In sales and marketing intelligent manufacturing can enable your organization to understand markets, predict and adapt to customer preferences. For supply chain optimization, intelligent manufacturing can help with forecast demand, optimize inventory, and monitor suppliers. Analytics has always been used in supply chain organizations for forecasting and inventory management but in the age of the IoT, we now know the position of just about everything and that requires more real-time capabilities. 5G networks could take factories to the next level. 5G has the ability to support high connection density with tens of thousands of endpoints, thereby truly enabling the use of industrial data at scale.
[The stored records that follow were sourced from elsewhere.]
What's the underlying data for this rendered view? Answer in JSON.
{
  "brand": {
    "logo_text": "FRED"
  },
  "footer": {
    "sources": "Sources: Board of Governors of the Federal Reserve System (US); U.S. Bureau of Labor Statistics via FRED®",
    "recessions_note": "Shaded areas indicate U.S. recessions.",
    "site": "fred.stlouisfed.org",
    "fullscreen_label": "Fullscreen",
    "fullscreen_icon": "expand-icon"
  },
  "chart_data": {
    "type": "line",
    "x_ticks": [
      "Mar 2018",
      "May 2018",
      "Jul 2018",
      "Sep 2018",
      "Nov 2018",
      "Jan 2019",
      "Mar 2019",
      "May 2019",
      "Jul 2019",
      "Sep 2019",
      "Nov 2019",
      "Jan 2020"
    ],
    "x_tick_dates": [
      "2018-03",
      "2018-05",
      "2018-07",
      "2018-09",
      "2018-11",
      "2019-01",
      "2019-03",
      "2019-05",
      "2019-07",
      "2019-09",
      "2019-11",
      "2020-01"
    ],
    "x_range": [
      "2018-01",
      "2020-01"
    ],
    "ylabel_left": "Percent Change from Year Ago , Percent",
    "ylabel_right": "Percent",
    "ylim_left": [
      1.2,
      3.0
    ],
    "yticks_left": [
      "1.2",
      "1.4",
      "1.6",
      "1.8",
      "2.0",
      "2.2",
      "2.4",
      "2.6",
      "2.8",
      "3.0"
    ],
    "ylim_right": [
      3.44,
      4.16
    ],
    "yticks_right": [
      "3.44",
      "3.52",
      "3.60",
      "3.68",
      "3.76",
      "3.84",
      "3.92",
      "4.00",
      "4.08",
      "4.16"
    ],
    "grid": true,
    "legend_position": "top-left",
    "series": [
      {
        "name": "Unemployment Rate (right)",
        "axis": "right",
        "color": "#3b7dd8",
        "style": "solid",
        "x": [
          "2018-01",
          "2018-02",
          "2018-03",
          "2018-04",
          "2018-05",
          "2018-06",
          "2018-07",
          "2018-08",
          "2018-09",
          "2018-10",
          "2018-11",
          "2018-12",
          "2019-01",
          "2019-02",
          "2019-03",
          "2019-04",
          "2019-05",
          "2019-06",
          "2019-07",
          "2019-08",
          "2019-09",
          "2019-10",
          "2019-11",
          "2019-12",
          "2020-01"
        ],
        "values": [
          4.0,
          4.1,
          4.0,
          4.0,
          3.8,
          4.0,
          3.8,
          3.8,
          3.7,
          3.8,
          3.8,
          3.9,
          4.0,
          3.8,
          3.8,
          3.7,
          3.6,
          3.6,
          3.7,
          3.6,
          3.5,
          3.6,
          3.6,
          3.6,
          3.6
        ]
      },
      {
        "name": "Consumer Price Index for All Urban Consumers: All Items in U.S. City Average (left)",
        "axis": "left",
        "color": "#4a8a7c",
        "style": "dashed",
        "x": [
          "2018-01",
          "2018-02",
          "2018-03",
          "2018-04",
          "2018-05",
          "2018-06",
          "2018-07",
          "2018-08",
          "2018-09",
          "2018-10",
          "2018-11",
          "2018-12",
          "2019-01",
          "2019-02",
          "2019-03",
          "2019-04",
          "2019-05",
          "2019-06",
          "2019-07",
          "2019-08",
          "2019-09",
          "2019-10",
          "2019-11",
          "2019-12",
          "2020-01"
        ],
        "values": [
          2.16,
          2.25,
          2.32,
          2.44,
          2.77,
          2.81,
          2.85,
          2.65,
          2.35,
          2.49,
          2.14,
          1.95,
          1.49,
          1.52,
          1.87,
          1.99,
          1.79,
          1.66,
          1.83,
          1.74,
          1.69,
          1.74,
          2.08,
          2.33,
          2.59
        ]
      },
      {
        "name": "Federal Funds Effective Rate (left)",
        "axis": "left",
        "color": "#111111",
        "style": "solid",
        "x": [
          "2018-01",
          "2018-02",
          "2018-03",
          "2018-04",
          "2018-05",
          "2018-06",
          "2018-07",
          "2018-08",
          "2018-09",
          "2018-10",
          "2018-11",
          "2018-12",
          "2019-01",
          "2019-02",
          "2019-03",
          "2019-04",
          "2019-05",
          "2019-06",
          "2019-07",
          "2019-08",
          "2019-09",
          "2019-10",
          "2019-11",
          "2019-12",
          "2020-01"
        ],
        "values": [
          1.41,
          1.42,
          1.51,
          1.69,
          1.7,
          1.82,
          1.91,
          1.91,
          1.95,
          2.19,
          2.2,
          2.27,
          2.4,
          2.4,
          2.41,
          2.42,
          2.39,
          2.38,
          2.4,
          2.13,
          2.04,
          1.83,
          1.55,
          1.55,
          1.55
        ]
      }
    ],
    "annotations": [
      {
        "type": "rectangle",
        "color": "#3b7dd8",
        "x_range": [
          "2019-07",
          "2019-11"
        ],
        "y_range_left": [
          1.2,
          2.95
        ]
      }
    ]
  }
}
Smart manufacturing can be used to enhance product and process quality with intelligent statistical process control, yield management, and reliability analysis. Being able to understand and demonstrate that processes are in control is at the heart of initiatives using Quality by Design (QbD) and good manufacturing / documentation / security practices (GxP). Intelligent manufacturing can help with regulatory compliance to standardize, automate, and monitor QbD and GxP initiatives. Being able to demonstrate to regulators that processes are understood and in control can tax even the most sophisticated of organizations. Analytics can be used for automated and validated regulatory reporting, complete audit trail, version control, and electronic signatures to document changes to analytic processes, procedures, and reports to monitor and automate workflow and approvals.
Implementing intelligent manufacturing is vital to digital businesses, because simple automation is no longer sufficient to keep up with the market and Industry 4.0. To survive digital disruption being brought by the IoT and Industry 4.0, manufacturers must apply field and customer centric analytics.